Kamera arkasında yaşadığımız deşifre olma endişesini kamera önünde de yaşarız. Tek başına çekildiğimiz fotoğraflarda daha tedirgin oluruz. Objektifin bizi hepten deşifre edeceği zannını yaşarız. Hafif sağa ya da sola dönerek gizlemeye çalıştığımız kusurlarımız için deklanşör sesini kollarız.  Buna rağmen topluluk fotoğraflarında daha haylaz, daha cesur bir tavır takınırız. Topluluğun bir parçası olmak rahatlatır. Kabul edilmişliğin rehaveti, ait olma, saklanma, korunma, sığınma gibi bir çok rahatlatıcı unsur vardır çünkü.
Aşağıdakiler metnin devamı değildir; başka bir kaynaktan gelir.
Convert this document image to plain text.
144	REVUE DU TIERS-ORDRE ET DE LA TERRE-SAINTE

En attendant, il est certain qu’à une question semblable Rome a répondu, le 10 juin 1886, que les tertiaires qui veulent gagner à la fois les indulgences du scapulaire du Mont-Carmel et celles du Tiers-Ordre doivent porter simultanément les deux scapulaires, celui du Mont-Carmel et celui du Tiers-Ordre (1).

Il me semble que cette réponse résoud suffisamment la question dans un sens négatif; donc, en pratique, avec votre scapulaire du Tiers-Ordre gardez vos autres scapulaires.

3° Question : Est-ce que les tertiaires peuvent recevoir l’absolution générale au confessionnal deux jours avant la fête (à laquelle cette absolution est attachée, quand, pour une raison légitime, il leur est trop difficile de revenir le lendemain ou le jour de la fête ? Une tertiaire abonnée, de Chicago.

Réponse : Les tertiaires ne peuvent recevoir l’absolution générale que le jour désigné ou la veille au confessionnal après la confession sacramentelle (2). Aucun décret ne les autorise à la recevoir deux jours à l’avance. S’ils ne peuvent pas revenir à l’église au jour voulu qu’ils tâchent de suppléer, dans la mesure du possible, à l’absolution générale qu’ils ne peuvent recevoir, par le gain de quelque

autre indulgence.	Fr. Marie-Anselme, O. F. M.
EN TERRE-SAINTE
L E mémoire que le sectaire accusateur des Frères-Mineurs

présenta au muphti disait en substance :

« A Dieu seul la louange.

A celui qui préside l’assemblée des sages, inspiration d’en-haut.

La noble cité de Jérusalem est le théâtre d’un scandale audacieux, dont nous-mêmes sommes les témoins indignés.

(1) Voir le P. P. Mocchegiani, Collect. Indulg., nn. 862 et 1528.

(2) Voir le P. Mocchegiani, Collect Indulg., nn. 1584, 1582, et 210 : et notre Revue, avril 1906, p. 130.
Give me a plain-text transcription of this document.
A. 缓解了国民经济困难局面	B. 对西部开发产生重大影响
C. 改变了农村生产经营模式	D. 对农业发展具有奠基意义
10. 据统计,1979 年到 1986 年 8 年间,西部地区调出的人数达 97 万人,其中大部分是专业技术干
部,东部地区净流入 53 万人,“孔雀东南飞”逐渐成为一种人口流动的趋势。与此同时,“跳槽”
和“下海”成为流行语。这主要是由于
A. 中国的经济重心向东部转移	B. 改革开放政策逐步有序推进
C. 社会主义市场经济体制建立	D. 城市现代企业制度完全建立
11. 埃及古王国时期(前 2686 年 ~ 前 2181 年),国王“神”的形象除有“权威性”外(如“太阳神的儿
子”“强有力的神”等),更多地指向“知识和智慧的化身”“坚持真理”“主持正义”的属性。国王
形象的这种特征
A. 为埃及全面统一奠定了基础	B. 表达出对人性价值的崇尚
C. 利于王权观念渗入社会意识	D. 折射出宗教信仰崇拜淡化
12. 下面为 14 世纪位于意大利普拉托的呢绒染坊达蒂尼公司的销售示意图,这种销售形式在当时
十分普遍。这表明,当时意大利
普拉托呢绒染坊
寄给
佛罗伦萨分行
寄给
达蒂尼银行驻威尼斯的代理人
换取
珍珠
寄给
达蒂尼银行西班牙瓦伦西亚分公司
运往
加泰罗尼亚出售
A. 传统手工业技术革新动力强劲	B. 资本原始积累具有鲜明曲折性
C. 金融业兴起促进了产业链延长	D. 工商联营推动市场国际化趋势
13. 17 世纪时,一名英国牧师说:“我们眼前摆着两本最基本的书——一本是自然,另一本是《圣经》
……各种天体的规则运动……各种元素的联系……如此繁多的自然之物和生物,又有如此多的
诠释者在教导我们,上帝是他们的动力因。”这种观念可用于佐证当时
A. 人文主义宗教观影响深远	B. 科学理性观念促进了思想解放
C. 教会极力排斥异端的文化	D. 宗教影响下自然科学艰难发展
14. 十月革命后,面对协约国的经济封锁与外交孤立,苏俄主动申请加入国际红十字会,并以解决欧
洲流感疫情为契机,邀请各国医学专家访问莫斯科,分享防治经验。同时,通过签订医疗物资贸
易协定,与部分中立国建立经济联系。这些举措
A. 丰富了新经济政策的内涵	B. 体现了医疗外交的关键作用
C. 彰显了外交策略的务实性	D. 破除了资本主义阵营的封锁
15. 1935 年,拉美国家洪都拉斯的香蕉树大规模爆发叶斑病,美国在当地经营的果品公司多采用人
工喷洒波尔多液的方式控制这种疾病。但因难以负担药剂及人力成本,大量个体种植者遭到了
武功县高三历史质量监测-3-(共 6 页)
Topluca çekilmiş fotoğraflarda daha fazla güleriz. Tek olduğumuz fotoğraflarımızda ise çoğunlukla gülüyormuş gibi yaparız. İç dünyamıza yapılacak olası bir yolculuğun giriş kapısı olan gözlerimizde,  bakışlarımızla nöbet tutarız. Gözlerimize oturtmaya çalıştığımız nötr bakış, gülümsemenin inandırıcılığını geçersiz kılar. Bu, duygusal ve çalkantılı iç dünyamızın  grafiksel göstergesini, ölümle eşdeğer tutulabilecek düz bir çizgiye zorlamak gibidir.

Başta merasim, eğlence ve özel gün fotoğrafları olmak üzere, çoğu fotoğraf, başkalarına izletmek için çektirilir. Bu; toplumla, görseller üzerinden iletişim kurma şeklidir. Bu tür fotoğraflar kısa ve özgeçmişimizin görsel bir temsilcisi gibidir. Kim olduğumuzu göstermeye çalıştığımız bu fotoğraflar, aynı zamanda kim olmadığımızı da gösterme amacı taşır. Bu yüzden duvarlara astığımız fotoğraflar hayatımızın takdir edilmiş ve onaylanmış kesitlerinden oluşur. Başarımızın tescili olan mezuniyet fotoğrafları, bilgisiz biri olmadığımızı söyler. Düğün fotoğrafları ise aile kurabilme yeteneğimizin, karşı cins tarafından kabullenilişimizin bir sembolü olur ve diğer reddedilişlerimizi saklar. Hayatımızın başarısızlığına işaret olan delilleri duvara asmadığımız gibi onları genellikle yok ederiz.

Kişisel hayatımızda bile bu kadar tesiri olan fotoğraf  her türlü sistem için hem tehdit hem de bulunmaz bir nimet olma özelliği taşır. Çünkü fotoğrafların kamuoyu oluşturma ve yönlendirme gücü vardır. İktidarlar, tehditleri,  genellikle estetize edilmiş alternatiflerini yaratarak yok eder. Bugün tehdit niteliği taşıyabilecek fotoğraflar varsa bile, bize her gün defalarca sunulan genel manzara fotoğrafları arasında onları göremeyiz.

Çerkes Karadağ bir röpartajında şöyle der; “Ben herhangi bir fotoğrafı izlerken çerçeve dışına bırakılmış gerçeğin ne olabileceğine dair varsayımları da görmeye çalışırım. Çerçeve bir tercihtir ve aslında gerçeği gizlemektedir. Görmek istemediğimiz şeyleri ,fotoğrafçı çerçeveleyerek aslında gizlemektedir.”